Avec son importante population étudiante, ses industries créatives florissantes, sa longue tradition d’activisme populaire, son député vert, son conseil dirigé par les Verts et, bien sûr, le renversement de la statue du marchand d’esclaves du XVIIe siècle Edward Colston lors des manifestations de 2020 Black Lives Matter, Bristol a longtemps occupé une place particulière dans l’imaginaire anti-éveillé.
Il était donc peut-être inévitable que l'un des monuments les plus célèbres de Bristol finisse par se retrouver accusé de succomber à l'« éveil ».

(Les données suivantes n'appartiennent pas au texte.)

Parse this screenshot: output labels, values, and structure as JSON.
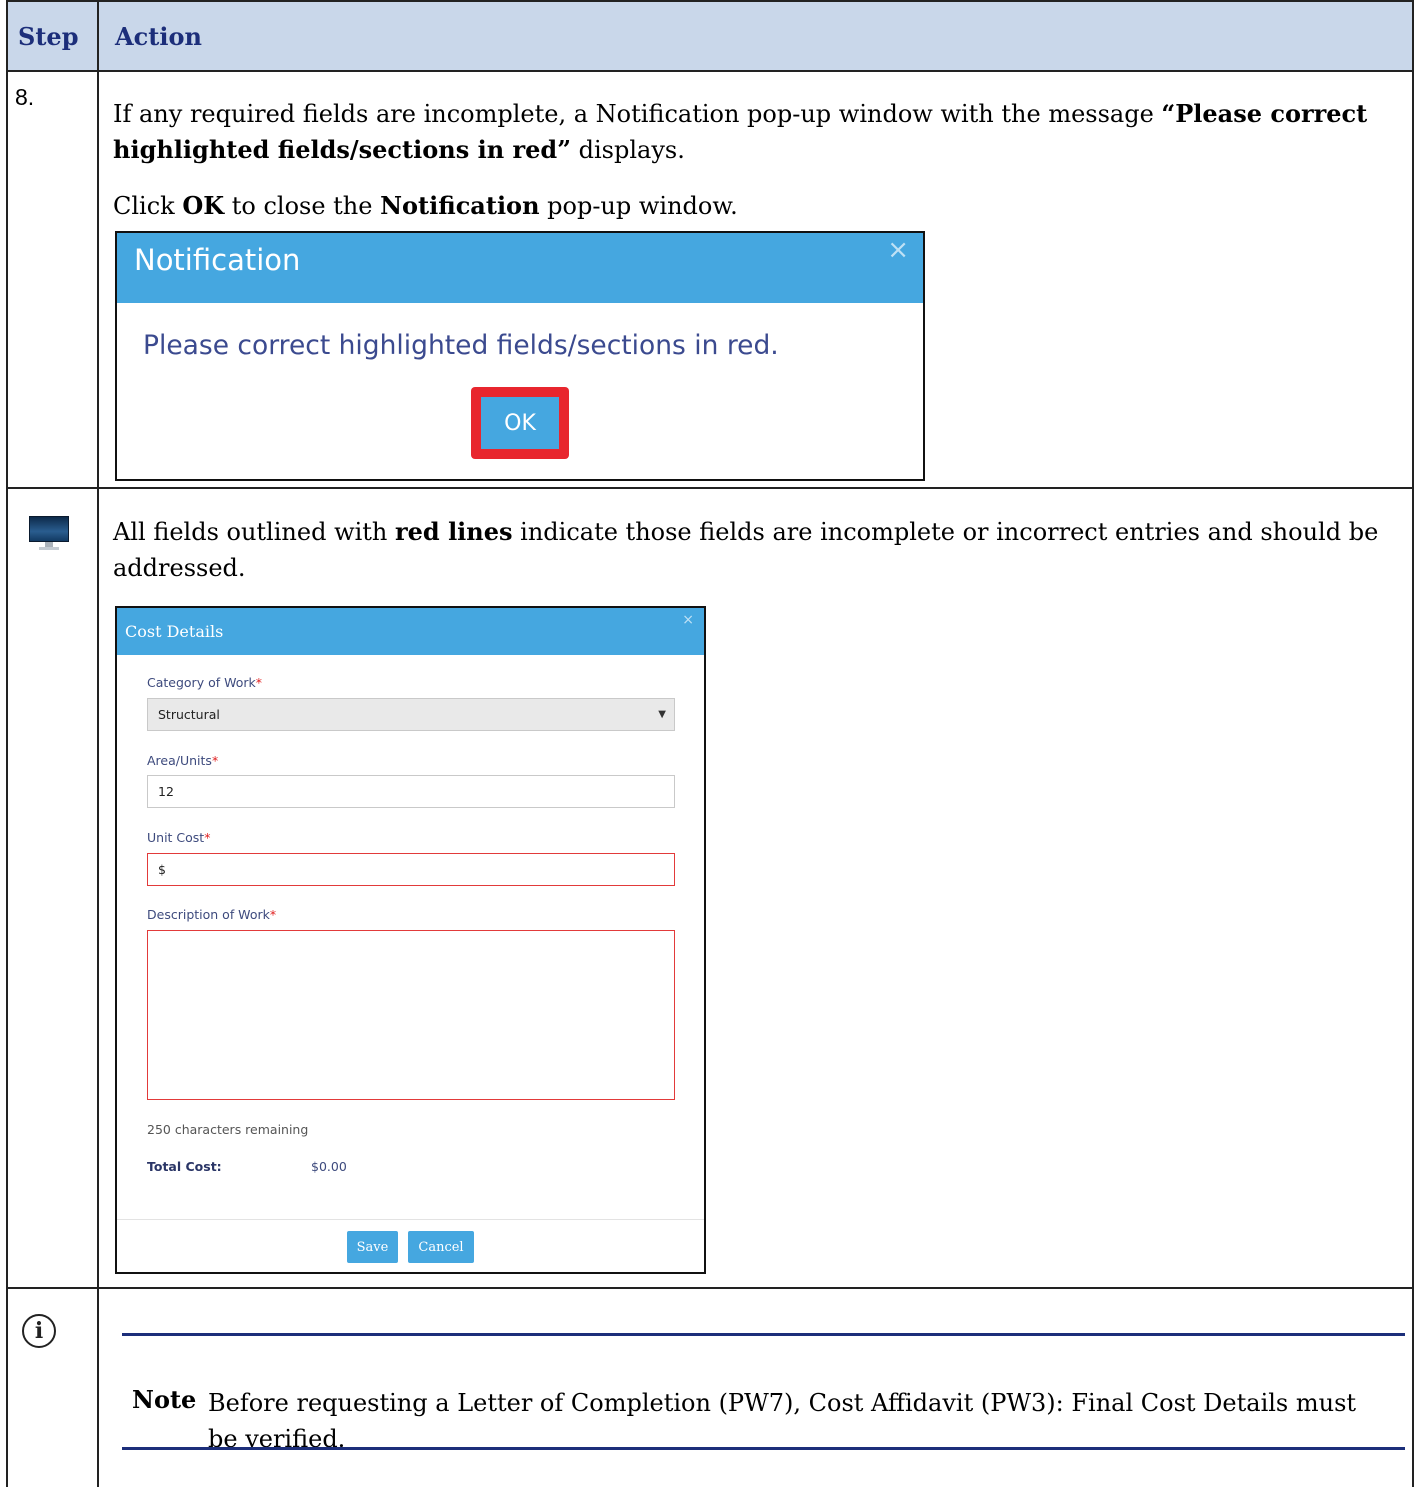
{
  "header": {
    "step": "Step",
    "action": "Action"
  },
  "row1": {
    "number": "8.",
    "para1_pre": "If any required fields are incomplete, a Notification pop-up window with the message ",
    "para1_bold": "“Please correct highlighted fields/sections in red”",
    "para1_post": " displays.",
    "para2_a": "Click ",
    "para2_b": "OK",
    "para2_c": " to close the ",
    "para2_d": "Notification",
    "para2_e": " pop-up window."
  },
  "notification": {
    "title": "Notification",
    "close": "×",
    "message": "Please correct highlighted fields/sections in red.",
    "ok_label": "OK"
  },
  "row2": {
    "icon": "monitor-icon",
    "text_pre": "All fields outlined with ",
    "text_bold": "red lines",
    "text_post": " indicate those fields are incomplete or incorrect entries and should be addressed."
  },
  "cost_details": {
    "title": "Cost Details",
    "close": "×",
    "category_label": "Category of Work",
    "category_value": "Structural",
    "area_label": "Area/Units",
    "area_value": "12",
    "unit_cost_label": "Unit Cost",
    "unit_cost_value": "$",
    "description_label": "Description of Work",
    "required_mark": "*",
    "remaining": "250 characters remaining",
    "total_label": "Total Cost:",
    "total_value": "$0.00",
    "save_label": "Save",
    "cancel_label": "Cancel",
    "invalid_border_color": "#e23a3a"
  },
  "note": {
    "icon": "info-icon",
    "label": "Note",
    "text": "Before requesting a Letter of Completion (PW7), Cost Affidavit (PW3): Final Cost Details must be verified."
  },
  "colors": {
    "header_bg": "#c9d7ea",
    "header_text": "#1c2e7a",
    "dialog_bar": "#45a7e0",
    "ok_highlight": "#e8262e"
  }
}
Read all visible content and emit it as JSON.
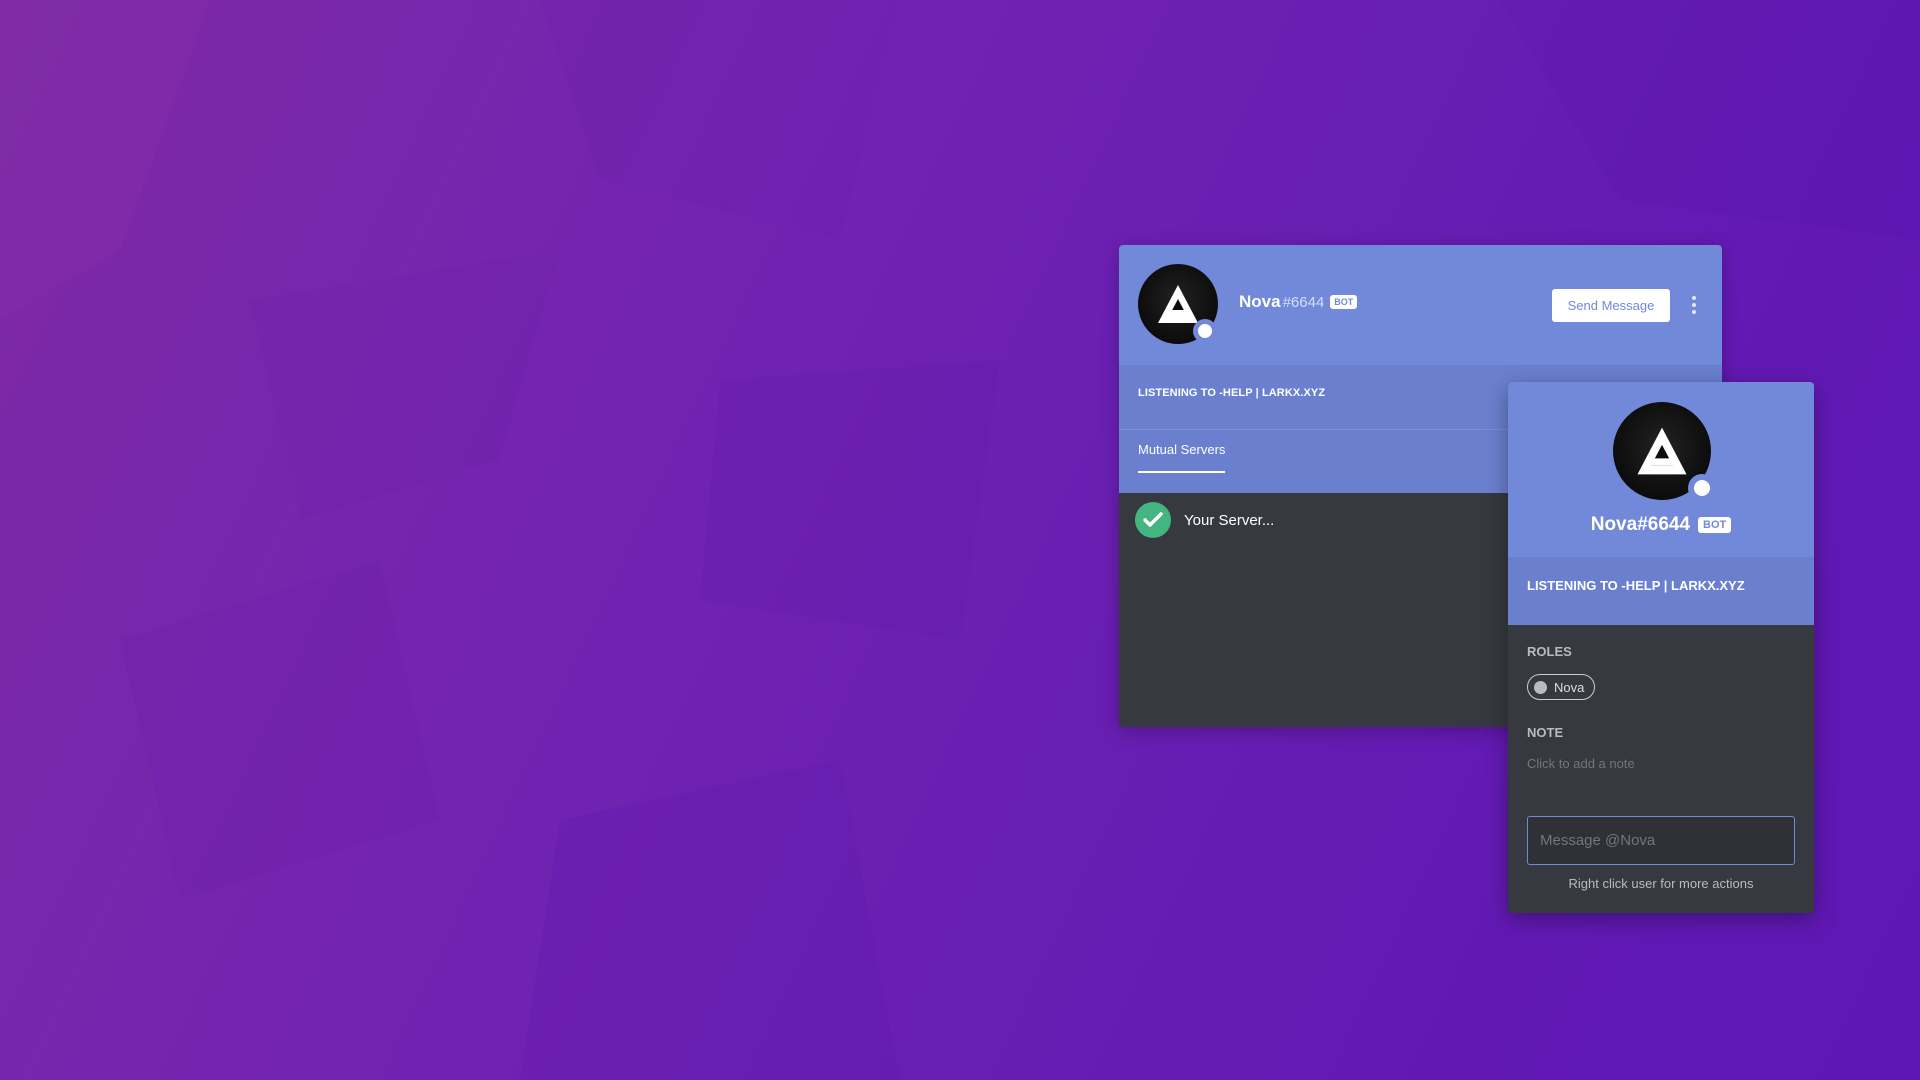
{
  "profile_modal": {
    "username": "Nova",
    "discriminator": "#6644",
    "bot_tag": "BOT",
    "send_message_label": "Send Message",
    "activity": "LISTENING TO -HELP | LARKX.XYZ",
    "tabs": [
      {
        "label": "Mutual Servers",
        "active": true
      }
    ],
    "mutual_servers": [
      {
        "name": "Your Server...",
        "icon": "check-icon"
      }
    ]
  },
  "user_popout": {
    "username_full": "Nova#6644",
    "bot_tag": "BOT",
    "activity": "LISTENING TO -HELP | LARKX.XYZ",
    "roles_label": "ROLES",
    "roles": [
      {
        "name": "Nova"
      }
    ],
    "note_label": "NOTE",
    "note_placeholder": "Click to add a note",
    "message_placeholder": "Message @Nova",
    "hint": "Right click user for more actions"
  },
  "colors": {
    "blurple": "#7289da",
    "dark_bg": "#36393f",
    "online": "#ffffff",
    "check_green": "#43b581"
  }
}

Les documents de consultation évoquaient effectivement l'élargissement de l'attractivité du musée. Ils ont fait valoir que le fonds devrait attirer un public plus diversifié sur le plan ethnique et ont proposé d'incorporer de « nouvelles perspectives » sur la migration et les connexions mondiales de la Grande-Bretagne. Pourtant, pour certains commentateurs, cela a suffi à déclencher des accusations selon lesquelles Brunel était en train d’être effacé et l’histoire réécrite.
Lors de l'ouverture du musée réaménagé le 18 juillet, le télégrapheest revenu sur l'histoire avec un titre provocateur demandant si l'attraction s'était « réveillée ». L'écrivain voyageur Simon Horsford a consciencieusement répété les plaintes familières. Les critiques, a-t-il noté, craignaient que le réaménagement ne diminue l'héritage et le génie d'ingénierie d'Isambard Kingdom Brunel, arrivé deuxième derrière Winston Churchill dans le sondage de la BBC réalisé en 2002 auprès des plus grands Britanniques. Il a également répété l'anecdote selon laquelle certains habitants de Bristol confondaient « SS » avec « navire négrier », en le liant une fois de plus à l'histoire récente de protestation antiraciste de la ville.
Pourtant, le même article lui-même a discrètement démantelé le récit même que son titre invitait les lecteurs à croire.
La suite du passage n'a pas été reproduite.